HWA’s Board of Trustees has voted the 2019 Silver Hammer Award to Leslie S. Klinger.

  • Leslie S. Klinger is the New York Times-best-selling editor of the Edgar®-winning New Annotated Sherlock Holmes and the critically-acclaimed New Annotated Dracula and New Annotated Frankenstein, as well as numerous other books and articles on Sherlock Holmes, Dracula, horror, vampires, and the Victorian age. He also edited or co-edited eight anthologies of mysteries, horror, and vampire fiction. His books include the Bram Stoker Award®-nominated four-volume The Annotated Sandman with Neil Gaiman (Vertigo) and The New Annotated H. P. Lovecraft, as well as the highly-regarded Watchmen: The Annotated Edition. Klinger currently serves as Treasurer of the Horror Writers Association.
Leslie S. Klinger

MENTOR OF THE YEAR AWARD.  Lee Murray is HWA’s Mentor of the Year Award recipient for 2019. HWA presents the award “in recognition of a member who distinguishes herself in helping mentees, while serving in the HWA’s Mentor Program.”

  • Lee Murray is a multi-award-winning writer and editor of science fiction, fantasy, and horror (Sir Julius Vogel, Australian Shadows) and a two-time Bram Stoker Award® nominee.
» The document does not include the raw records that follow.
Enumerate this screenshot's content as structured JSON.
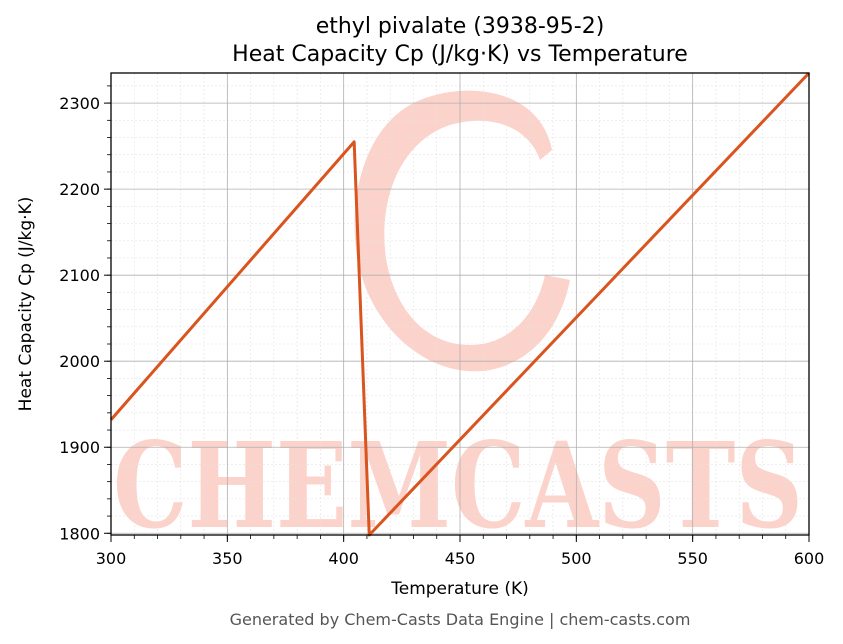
{
  "colors": {
    "line": "#d9541e",
    "watermark": "#fbd3cb",
    "grid_major": "#b0b0b0",
    "grid_minor": "#e3e3e3"
  },
  "watermark_text": "CHEMCASTS",
  "footer": "Generated by Chem-Casts Data Engine | chem-casts.com",
  "chart_data": {
    "type": "line",
    "title": "ethyl pivalate (3938-95-2)",
    "subtitle": "Heat Capacity Cp (J/kg·K) vs Temperature",
    "xlabel": "Temperature (K)",
    "ylabel": "Heat Capacity Cp (J/kg·K)",
    "xlim": [
      300,
      600
    ],
    "ylim": [
      1798,
      2335
    ],
    "xticks": [
      300,
      350,
      400,
      450,
      500,
      550,
      600
    ],
    "yticks": [
      1800,
      1900,
      2000,
      2100,
      2200,
      2300
    ],
    "grid": true,
    "legend": "none",
    "series": [
      {
        "x": [
          300,
          404.5,
          411,
          600
        ],
        "y": [
          1932,
          2255,
          1798,
          2335
        ]
      }
    ]
  }
}
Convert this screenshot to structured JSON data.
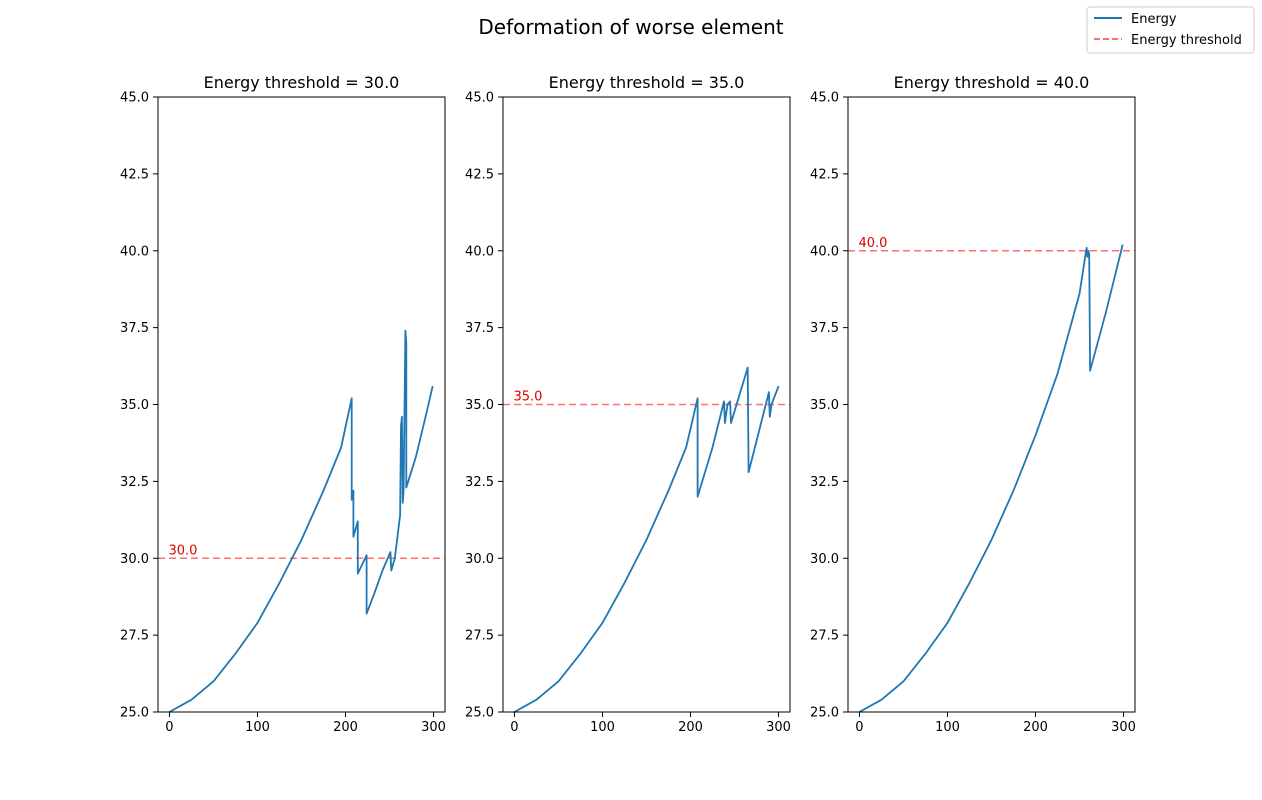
{
  "suptitle": "Deformation of worse element",
  "legend": {
    "placement": "top-right",
    "entries": [
      {
        "label": "Energy",
        "color": "#1f77b4",
        "style": "solid"
      },
      {
        "label": "Energy threshold",
        "color": "#ff6f6f",
        "style": "dashed"
      }
    ]
  },
  "chart_data": [
    {
      "type": "line",
      "title": "Energy threshold = 30.0",
      "xlim": [
        -13,
        313
      ],
      "ylim": [
        25.0,
        45.0
      ],
      "xticks": [
        0,
        100,
        200,
        300
      ],
      "yticks": [
        25.0,
        27.5,
        30.0,
        32.5,
        35.0,
        37.5,
        40.0,
        42.5,
        45.0
      ],
      "grid": false,
      "threshold": {
        "value": 30.0,
        "label": "30.0",
        "color": "#ff6f6f"
      },
      "series": [
        {
          "color": "#1f77b4",
          "points": [
            [
              0,
              25.0
            ],
            [
              25,
              25.4
            ],
            [
              50,
              26.0
            ],
            [
              75,
              26.9
            ],
            [
              100,
              27.9
            ],
            [
              125,
              29.2
            ],
            [
              150,
              30.6
            ],
            [
              175,
              32.2
            ],
            [
              195,
              33.6
            ],
            [
              207,
              35.2
            ],
            [
              207,
              31.9
            ],
            [
              209,
              32.2
            ],
            [
              209,
              30.7
            ],
            [
              214,
              31.2
            ],
            [
              214,
              29.5
            ],
            [
              224,
              30.1
            ],
            [
              224,
              28.2
            ],
            [
              232,
              28.8
            ],
            [
              242,
              29.6
            ],
            [
              251,
              30.2
            ],
            [
              252,
              29.6
            ],
            [
              256,
              30.0
            ],
            [
              262,
              31.4
            ],
            [
              263,
              34.3
            ],
            [
              264,
              34.6
            ],
            [
              265,
              31.8
            ],
            [
              266,
              32.2
            ],
            [
              268,
              37.4
            ],
            [
              269,
              37.0
            ],
            [
              269,
              32.3
            ],
            [
              280,
              33.3
            ],
            [
              290,
              34.5
            ],
            [
              299,
              35.6
            ]
          ]
        }
      ]
    },
    {
      "type": "line",
      "title": "Energy threshold = 35.0",
      "xlim": [
        -13,
        313
      ],
      "ylim": [
        25.0,
        45.0
      ],
      "xticks": [
        0,
        100,
        200,
        300
      ],
      "yticks": [
        25.0,
        27.5,
        30.0,
        32.5,
        35.0,
        37.5,
        40.0,
        42.5,
        45.0
      ],
      "grid": false,
      "threshold": {
        "value": 35.0,
        "label": "35.0",
        "color": "#ff6f6f"
      },
      "series": [
        {
          "color": "#1f77b4",
          "points": [
            [
              0,
              25.0
            ],
            [
              25,
              25.4
            ],
            [
              50,
              26.0
            ],
            [
              75,
              26.9
            ],
            [
              100,
              27.9
            ],
            [
              125,
              29.2
            ],
            [
              150,
              30.6
            ],
            [
              175,
              32.2
            ],
            [
              195,
              33.6
            ],
            [
              208,
              35.2
            ],
            [
              208,
              32.0
            ],
            [
              225,
              33.6
            ],
            [
              238,
              35.1
            ],
            [
              239,
              34.4
            ],
            [
              242,
              35.0
            ],
            [
              245,
              35.1
            ],
            [
              246,
              34.4
            ],
            [
              265,
              36.2
            ],
            [
              266,
              32.8
            ],
            [
              289,
              35.4
            ],
            [
              290,
              34.6
            ],
            [
              292,
              35.0
            ],
            [
              300,
              35.6
            ]
          ]
        }
      ]
    },
    {
      "type": "line",
      "title": "Energy threshold = 40.0",
      "xlim": [
        -13,
        313
      ],
      "ylim": [
        25.0,
        45.0
      ],
      "xticks": [
        0,
        100,
        200,
        300
      ],
      "yticks": [
        25.0,
        27.5,
        30.0,
        32.5,
        35.0,
        37.5,
        40.0,
        42.5,
        45.0
      ],
      "grid": false,
      "threshold": {
        "value": 40.0,
        "label": "40.0",
        "color": "#ff6f6f"
      },
      "series": [
        {
          "color": "#1f77b4",
          "points": [
            [
              0,
              25.0
            ],
            [
              25,
              25.4
            ],
            [
              50,
              26.0
            ],
            [
              75,
              26.9
            ],
            [
              100,
              27.9
            ],
            [
              125,
              29.2
            ],
            [
              150,
              30.6
            ],
            [
              175,
              32.2
            ],
            [
              200,
              34.0
            ],
            [
              225,
              36.0
            ],
            [
              250,
              38.6
            ],
            [
              258,
              40.1
            ],
            [
              259,
              39.8
            ],
            [
              260,
              40.0
            ],
            [
              261,
              39.9
            ],
            [
              262,
              36.1
            ],
            [
              280,
              38.0
            ],
            [
              299,
              40.2
            ]
          ]
        }
      ]
    }
  ]
}
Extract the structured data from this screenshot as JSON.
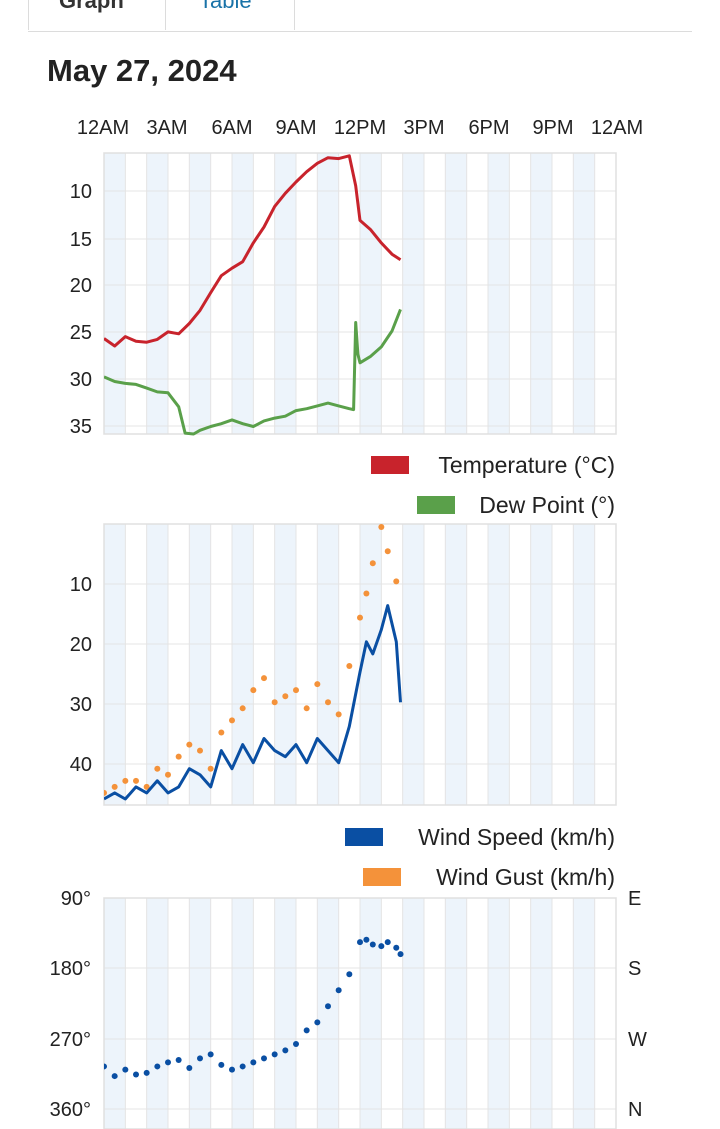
{
  "tabs": [
    {
      "label": "Graph",
      "active": true
    },
    {
      "label": "Table",
      "active": false
    }
  ],
  "date_title": "May 27, 2024",
  "time_axis_labels": [
    "12AM",
    "3AM",
    "6AM",
    "9AM",
    "12PM",
    "3PM",
    "6PM",
    "9PM",
    "12AM"
  ],
  "colors": {
    "temperature": "#c8232c",
    "dew_point": "#5aa04a",
    "wind_speed": "#0a4fa3",
    "wind_gust": "#f4923a",
    "wind_direction": "#0a4fa3",
    "band": "#edf4fb",
    "grid": "#e4e4e4"
  },
  "chart_data": [
    {
      "type": "line",
      "x_unit": "hour of day",
      "xlim": [
        0,
        24
      ],
      "yticks": [
        10,
        15,
        20,
        25,
        30,
        35
      ],
      "ylim": [
        9.5,
        39.5
      ],
      "legend_position": "bottom-right",
      "series": [
        {
          "name": "Temperature (°C)",
          "x": [
            0,
            0.5,
            1,
            1.5,
            2,
            2.5,
            3,
            3.5,
            4,
            4.5,
            5,
            5.5,
            6,
            6.5,
            7,
            7.5,
            8,
            8.5,
            9,
            9.5,
            10,
            10.5,
            11,
            11.5,
            11.8,
            12.0,
            12.5,
            13,
            13.5,
            13.9
          ],
          "y": [
            19.7,
            18.9,
            19.9,
            19.4,
            19.3,
            19.6,
            20.4,
            20.2,
            21.3,
            22.7,
            24.6,
            26.4,
            27.2,
            27.9,
            29.9,
            31.6,
            33.8,
            35.2,
            36.4,
            37.5,
            38.4,
            39.0,
            38.9,
            39.2,
            36.0,
            32.3,
            31.3,
            29.9,
            28.7,
            28.1
          ]
        },
        {
          "name": "Dew Point (°)",
          "x": [
            0,
            0.5,
            1,
            1.5,
            2,
            2.5,
            3,
            3.5,
            3.8,
            4.2,
            4.5,
            5,
            5.5,
            6,
            6.5,
            7,
            7.5,
            8,
            8.5,
            9,
            9.5,
            10,
            10.5,
            11,
            11.5,
            11.7,
            11.8,
            11.9,
            12.0,
            12.5,
            13,
            13.5,
            13.9
          ],
          "y": [
            15.6,
            15.1,
            14.9,
            14.8,
            14.4,
            14.0,
            13.9,
            12.4,
            9.6,
            9.5,
            9.9,
            10.3,
            10.6,
            11.0,
            10.6,
            10.3,
            10.9,
            11.2,
            11.4,
            12.0,
            12.2,
            12.5,
            12.8,
            12.5,
            12.2,
            12.1,
            21.4,
            18.0,
            17.1,
            17.8,
            18.8,
            20.5,
            22.8
          ]
        }
      ]
    },
    {
      "type": "line",
      "x_unit": "hour of day",
      "xlim": [
        0,
        24
      ],
      "yticks": [
        10,
        20,
        30,
        40
      ],
      "ylim": [
        3,
        49.5
      ],
      "legend_position": "bottom-right",
      "series": [
        {
          "name": "Wind Speed (km/h)",
          "x": [
            0,
            0.5,
            1,
            1.5,
            2,
            2.5,
            3,
            3.5,
            4,
            4.5,
            5,
            5.5,
            6,
            6.5,
            7,
            7.5,
            8,
            8.5,
            9,
            9.5,
            10,
            10.5,
            11,
            11.5,
            12,
            12.3,
            12.6,
            13,
            13.3,
            13.7,
            13.9
          ],
          "y": [
            4,
            5,
            4,
            6,
            5,
            7,
            5,
            6,
            9,
            8,
            6,
            12,
            9,
            13,
            10,
            14,
            12,
            11,
            13,
            10,
            14,
            12,
            10,
            16,
            25,
            30,
            28,
            32,
            36,
            30,
            20
          ]
        },
        {
          "name": "Wind Gust (km/h)",
          "x": [
            0,
            0.5,
            1,
            1.5,
            2,
            2.5,
            3,
            3.5,
            4,
            4.5,
            5,
            5.5,
            6,
            6.5,
            7,
            7.5,
            8,
            8.5,
            9,
            9.5,
            10,
            10.5,
            11,
            11.5,
            12,
            12.3,
            12.6,
            13,
            13.3,
            13.7
          ],
          "y": [
            5,
            6,
            7,
            7,
            6,
            9,
            8,
            11,
            13,
            12,
            9,
            15,
            17,
            19,
            22,
            24,
            20,
            21,
            22,
            19,
            23,
            20,
            18,
            26,
            34,
            38,
            43,
            49,
            45,
            40
          ]
        }
      ]
    },
    {
      "type": "scatter",
      "x_unit": "hour of day",
      "xlim": [
        0,
        24
      ],
      "yticks": [
        90,
        180,
        270,
        360
      ],
      "ytick_labels": [
        "90°",
        "180°",
        "270°",
        "360°"
      ],
      "ylim": [
        72,
        360
      ],
      "right_axis_labels": [
        "E",
        "S",
        "W",
        "N"
      ],
      "series": [
        {
          "name": "Wind direction",
          "x": [
            0,
            0.5,
            1,
            1.5,
            2,
            2.5,
            3,
            3.5,
            4,
            4.5,
            5,
            5.5,
            6,
            6.5,
            7,
            7.5,
            8,
            8.5,
            9,
            9.5,
            10,
            10.5,
            11,
            11.5,
            12,
            12.3,
            12.6,
            13,
            13.3,
            13.7,
            13.9
          ],
          "y": [
            150,
            138,
            146,
            140,
            142,
            150,
            155,
            158,
            148,
            160,
            165,
            152,
            146,
            150,
            155,
            160,
            165,
            170,
            178,
            195,
            205,
            225,
            245,
            265,
            305,
            308,
            302,
            300,
            305,
            298,
            290
          ]
        }
      ]
    }
  ]
}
Her works include the Taine McKenna military thrillers, and supernatural crime-noir series The Path of Ra, co-written with Dan Rabarts, as well as several books for children. She is proud to have edited thirteen speculative works, including award-winning titles Baby Teeth: Bite Sized Tales of Terror and At the Edge (with Dan Rabarts), Te K?rero Ahi K? (with Grace Bridges and Aaron Compton) and Hellhole: An Anthology of Subterranean Terror. She is the co-founder of Young New Zealand Writers, an organisation providing development and publishing opportunities for New Zealand school students, and co-founder of the Wright-Murray Residency for Speculative Fiction Writers. In February 2020, Lee was made an Honorary Literary Fellow in the New Zealand Society of Authors Waitangi Day Honours. Lee lives over the hill from Hobbiton in New Zealand’s sunny Bay of Plenty where she dreams up stories from her office overlooking a cow paddock. Read more at www.leemurray.info. She tweets @leemurraywriter

Upon being informed of the award, Lee commented:

 “I’m so grateful for this unexpected honour from my friends at the Horror Writers Association. To be included on a list with previous Mentor of the Year winners such as Tim Waggoner, Linda Addison, and Greg Faherty, people I admire and adore, well, as the kids say, ‘I can’t even!’ Special thanks must go to my own writing mentors—Jenny Argante, Graeme Lay, Jonathan Maberry, my dad—folk whose quiet belief in me has been both uplifting and humbling. But the truth is, I’ve never escaped a mentorship without learning something, so I’m thankful for the wonderful lessons my HWA colleagues have offered me, for giving me a sneak-peek into their writing processes and the deliciously dark stories they’re conjuring in the twisted shadows of their minds. Mostly, I’m grateful for their fellowship and the lifelong friendships forged through our mentoring partnerships. Because, ultimately, we all get by with a little help from our friends.”